In a normal immune response, white blood cells known as B cells grow and release antibodies that are prepared to fight a specific invader, known as an antigen. The B cells are called to action by B cell receptors on their surface; when the antigen binds to these B cell receptors, the cells get the message to proliferate and then secrete antibodies that are made strictly for the task of fending off the attacking virus.
But the Ohio State researchers determined that when maternal antibodies are active, and then an antigen comes along, their presence triggers a different receptor on the B cell surface -- a receptor known as Fc-gamma RIIB. And because this particular receptor's job is to regulate the immune response, preventing it from going out of control, the receptor tells the B cell to stop -- don't grow, and don't secrete antigen-specific antibodies.
"The problem is that maternal antibodies come in, and will go away, but this Fc receptor doesn't know it. The receptor reacts -- 'Hey, there is antibody already, let's not make too much of an immune response.' This binding leads to a negative signal, and it blocks the receptor's positive signal to the B cell," Niewiesk said.
Further investigation of the multiple signals received by B cells suggests that there are ways to work around this effect that the maternal antibodies have on the immune response, said Dhohyung Kim, first author of the paper and a doctoral candidate in Ohio State's graduate program in Molecular, Cellular and Developmental Biology.
Maternal antibodies are immunoglobulin G (IgG) molecules, a designation based on their structure, and IgG antibodies are among the most potent players in the immune response. In this current work, Kim showed that another type of antibody, an immunoglobulin M molecule, can be used with a measles vaccine and that these IgM antibodies can activate B cells, even when maternal antibodies are present.

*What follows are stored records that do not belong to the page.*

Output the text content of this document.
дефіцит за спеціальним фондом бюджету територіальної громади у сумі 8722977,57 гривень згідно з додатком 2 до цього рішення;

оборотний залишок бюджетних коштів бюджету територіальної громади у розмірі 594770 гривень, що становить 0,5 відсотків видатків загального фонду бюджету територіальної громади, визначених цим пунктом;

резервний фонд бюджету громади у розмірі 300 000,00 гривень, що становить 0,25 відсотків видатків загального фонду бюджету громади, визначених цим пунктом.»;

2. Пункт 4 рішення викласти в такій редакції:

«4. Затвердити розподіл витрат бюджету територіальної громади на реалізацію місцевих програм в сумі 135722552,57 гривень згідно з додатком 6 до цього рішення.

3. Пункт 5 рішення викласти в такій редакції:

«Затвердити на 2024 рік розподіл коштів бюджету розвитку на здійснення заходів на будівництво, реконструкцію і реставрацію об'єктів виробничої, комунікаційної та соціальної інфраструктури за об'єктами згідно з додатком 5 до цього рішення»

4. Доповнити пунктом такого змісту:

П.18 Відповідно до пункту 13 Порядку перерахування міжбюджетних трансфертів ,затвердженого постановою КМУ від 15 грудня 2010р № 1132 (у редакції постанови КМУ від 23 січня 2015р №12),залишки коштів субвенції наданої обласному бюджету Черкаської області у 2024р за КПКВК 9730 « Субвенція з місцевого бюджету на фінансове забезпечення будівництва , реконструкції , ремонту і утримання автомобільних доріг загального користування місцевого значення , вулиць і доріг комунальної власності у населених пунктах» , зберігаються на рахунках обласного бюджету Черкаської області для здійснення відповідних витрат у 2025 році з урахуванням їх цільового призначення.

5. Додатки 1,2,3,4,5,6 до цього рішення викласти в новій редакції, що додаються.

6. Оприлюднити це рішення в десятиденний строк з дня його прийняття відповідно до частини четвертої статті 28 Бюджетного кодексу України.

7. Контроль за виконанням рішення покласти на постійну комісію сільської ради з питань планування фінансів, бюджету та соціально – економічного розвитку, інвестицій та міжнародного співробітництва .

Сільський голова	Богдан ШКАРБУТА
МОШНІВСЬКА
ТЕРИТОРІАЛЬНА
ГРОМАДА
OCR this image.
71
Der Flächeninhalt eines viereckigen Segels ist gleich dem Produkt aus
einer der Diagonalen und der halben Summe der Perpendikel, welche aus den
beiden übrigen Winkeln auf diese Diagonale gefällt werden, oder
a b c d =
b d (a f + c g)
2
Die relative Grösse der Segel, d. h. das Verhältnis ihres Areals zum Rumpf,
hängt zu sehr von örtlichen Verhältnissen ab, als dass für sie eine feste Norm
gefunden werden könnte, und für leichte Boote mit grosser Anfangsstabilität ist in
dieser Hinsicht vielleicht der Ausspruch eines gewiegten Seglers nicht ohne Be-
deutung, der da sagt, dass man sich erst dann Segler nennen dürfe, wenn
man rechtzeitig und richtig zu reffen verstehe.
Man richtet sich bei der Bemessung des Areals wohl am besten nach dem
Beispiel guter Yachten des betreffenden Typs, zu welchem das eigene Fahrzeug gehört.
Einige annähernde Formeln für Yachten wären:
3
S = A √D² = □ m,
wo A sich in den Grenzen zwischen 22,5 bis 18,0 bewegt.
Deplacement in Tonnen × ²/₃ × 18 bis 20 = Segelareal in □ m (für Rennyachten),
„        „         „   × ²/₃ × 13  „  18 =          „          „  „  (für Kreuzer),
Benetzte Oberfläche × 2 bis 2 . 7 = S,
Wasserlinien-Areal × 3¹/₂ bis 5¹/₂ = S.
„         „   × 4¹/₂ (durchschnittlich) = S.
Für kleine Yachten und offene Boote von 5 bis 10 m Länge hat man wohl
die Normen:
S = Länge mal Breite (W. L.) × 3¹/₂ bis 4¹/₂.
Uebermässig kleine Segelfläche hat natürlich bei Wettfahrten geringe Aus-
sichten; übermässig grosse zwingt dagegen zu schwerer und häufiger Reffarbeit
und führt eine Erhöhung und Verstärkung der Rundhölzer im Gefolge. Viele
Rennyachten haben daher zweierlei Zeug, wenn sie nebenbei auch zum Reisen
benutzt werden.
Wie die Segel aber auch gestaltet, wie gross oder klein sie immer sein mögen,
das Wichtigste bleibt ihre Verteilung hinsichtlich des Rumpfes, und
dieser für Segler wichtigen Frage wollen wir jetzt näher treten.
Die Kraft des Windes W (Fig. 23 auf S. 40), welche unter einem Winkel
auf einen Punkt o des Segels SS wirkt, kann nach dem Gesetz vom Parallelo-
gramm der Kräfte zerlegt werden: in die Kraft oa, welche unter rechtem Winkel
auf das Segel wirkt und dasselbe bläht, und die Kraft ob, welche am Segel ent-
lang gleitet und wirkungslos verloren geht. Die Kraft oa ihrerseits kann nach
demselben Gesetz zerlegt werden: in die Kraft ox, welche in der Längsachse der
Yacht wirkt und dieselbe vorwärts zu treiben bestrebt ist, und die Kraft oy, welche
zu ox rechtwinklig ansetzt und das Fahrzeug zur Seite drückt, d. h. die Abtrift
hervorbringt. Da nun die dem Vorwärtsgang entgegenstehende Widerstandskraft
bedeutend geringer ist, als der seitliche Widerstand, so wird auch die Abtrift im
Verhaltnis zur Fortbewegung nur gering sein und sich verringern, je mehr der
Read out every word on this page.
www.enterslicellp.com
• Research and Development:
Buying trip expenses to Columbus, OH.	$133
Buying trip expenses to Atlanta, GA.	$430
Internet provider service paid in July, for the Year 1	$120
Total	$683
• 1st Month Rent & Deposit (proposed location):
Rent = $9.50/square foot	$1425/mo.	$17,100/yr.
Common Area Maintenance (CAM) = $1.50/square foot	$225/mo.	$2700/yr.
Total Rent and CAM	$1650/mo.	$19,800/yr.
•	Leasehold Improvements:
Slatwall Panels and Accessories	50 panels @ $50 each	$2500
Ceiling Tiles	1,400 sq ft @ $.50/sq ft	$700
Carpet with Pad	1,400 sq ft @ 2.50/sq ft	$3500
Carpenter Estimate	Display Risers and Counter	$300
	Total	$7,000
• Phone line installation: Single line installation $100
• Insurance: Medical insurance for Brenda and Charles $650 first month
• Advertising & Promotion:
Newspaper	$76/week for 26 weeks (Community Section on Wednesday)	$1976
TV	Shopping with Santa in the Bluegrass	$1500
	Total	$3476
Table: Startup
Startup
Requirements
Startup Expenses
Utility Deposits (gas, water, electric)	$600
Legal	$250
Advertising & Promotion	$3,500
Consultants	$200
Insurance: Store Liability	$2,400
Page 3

The IgM antibodies bind to yet another type of receptor on the B cell surface, Niewiesk explained. "So we are looking at the various ways B cells are being activated, and we already see that we can improve the positive signal to B cells by stimulating them with IgM antibodies," he said.
As part of the study, the researchers disproved the previous theory about how maternal antibodies work -- a process called epitope masking. This theory suggested that maternal antibodies would bind to specific areas on the measles virus needed for immune response recognition -- called epitopes -- and effectively shield the virus so that B cells could neither see the virus nor activate an immune response.
Niewiesk said the scientists knew that the measles virus surface has numerous epitopes, making it highly unlikely that maternal antibodies could block so many different areas of recognition on a single virus. In addition, they showed that suppression of the immune response did not occur if maternal antibody structures were manipulated to prevent them from binding to the Fc-gamma RIIB receptor. That meant that this Fc receptor was key to the mechanism that allowed maternal antibodies to suppress the immune response.
The National Institute of Allergy and Infectious Diseases supported this research.